Анатоль Франс - 1. Стихотворения. Коринфская свадьба. Иокаста. Тощий кот. Преступление Сильвестра Бонара. Книга моего друга.
— Летом больно, зимой не очень. Если брыжейка воспалена из-за старых повреждений, боль становится такой острой, что сердце останавливается.
— Чего же ради вы истязаете бедненьких лягушек?
— Ради создания экспериментальной теории боли. Я докажу, что стоики[27] сами не знают, о чем говорят, и что Зенон[28] был олухом. Вы не знакомы с Зеноном? И не знакомьтесь. Он отрицал ощущение. А ощущение — это все. Вы получите ясное и полное представление о стоиках, если я скажу вам, что они были скучны, глупы и только прикидывались, будто презирают боль. Полежал бы такой проповедничек, как лягушка, под моим пинцетом, тогда увидел бы, можно ли подавить боль одним усилием воли. Впрочем, способность испытывать боль в высшей степени полезна для животных.
— Да вы шутите! Зачем нужна боль?
— Боль необходима, мадемуазель. Она оберегает каждое живое существо. Если бы мы, например, обжигаясь, не испытывали нестерпимой боли, то так, незаметно, и сгорели бы дотла.
И, взглянув на девушку, Лонгмар добавил:
— К тому же страдание прекрасно. Рише[29] сказал: «Связь между умственным развитием и болью так тесна, что существами, наиболее развитыми умственно, являются именно те, которые способны страдать сильнее других».
— И вы, разумеется, считаете, что способны страдать сильнее всех на свете. Попросила бы я вас поведать мне о своих страданиях, да боюсь быть нескромной.
— Я уже сказал вам, мадемуазель: Зенон был дураком. Я кричал бы, если б очень страдал. А вы впечатлительны, вместо нервов у вас чувствительные струны; страданья превратят вас в звучный инструмент с клавиатурой в восемь октав и сыграют на ней, когда им вздумается, замысловатые и сложные вариации.
— Попросту сказать, я буду очень несчастлива? Вот противный! Никогда не знаешь, всерьез вы говорите или шутите. А мысли у вас такие мудреные, что, хоть я плохо их понимаю, и то голова идет кругом. Послушайте, раз в жизни будьте умником, если можете, и отвечайте толком. Неужели вы нас действительно покидаете и отправляетесь в дальние края?
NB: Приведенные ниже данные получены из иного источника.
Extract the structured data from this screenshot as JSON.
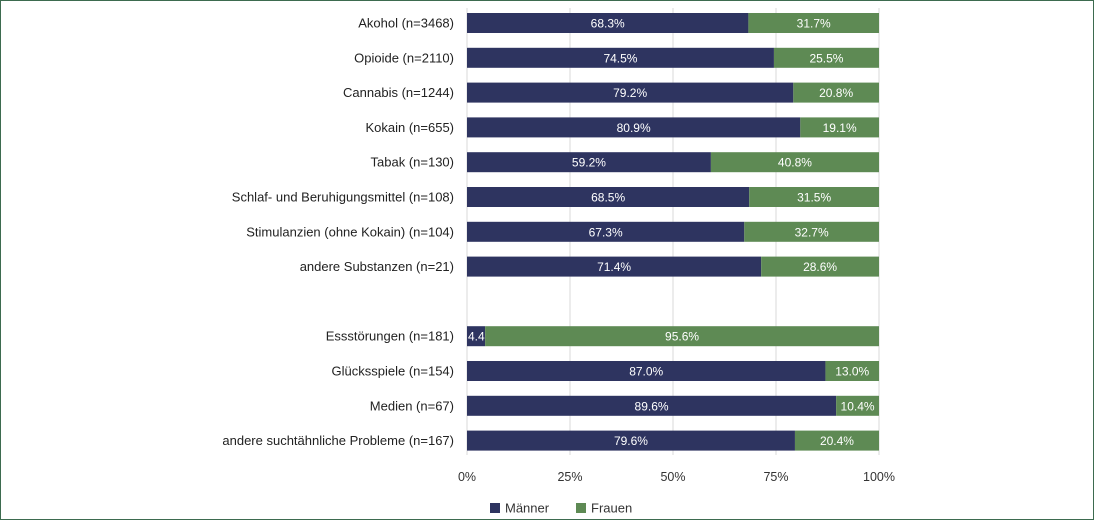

— Да, мадемуазель, покидаю. Навеки прощаюсь с госпиталем Валь де Грас[30]. Не прописывать мне там больше микстурок. Я сам просил откомандировать меня временно в Кохинхину[31]. В данном случае, как, впрочем, и всегда, я принял это решение после зрелых размышлений. Вы улыбаетесь? Считаете меня ветреным. Но выслушайте мои доводы. Во-первых, я отделаюсь от привратниц, служанок, хозяек гостиниц, коридорных, старьевщиков и прочих ярых врагов моего домашнего благополучия. Больше не увижу, как ухмыляются официанты. Вы не замечали, мадемуазель, что у всех официантов, как на подбор, великолепная черепная коробка? Вот — плодотворнейшее наблюдение… Но не стоит сейчас развивать теории, которые оно подсказывает. Больше не увижу я бульвара Сен-Мишель. В Шанхае я найду богатый материал по остеологии[32] и допишу статью о строении зубов у представителей желтой расы. И, наконец, я утрачу румянец, свидетельствующий, по вашим словам, о крепком до неприличия здоровье, и стану смахивать на выжатый лимон, а это куда поэтичнее. В печени у меня произойдут сложные изменения, которые живо возбудят мою любознательность. Согласитесь, ради всего этого стоит отправиться в далекие края.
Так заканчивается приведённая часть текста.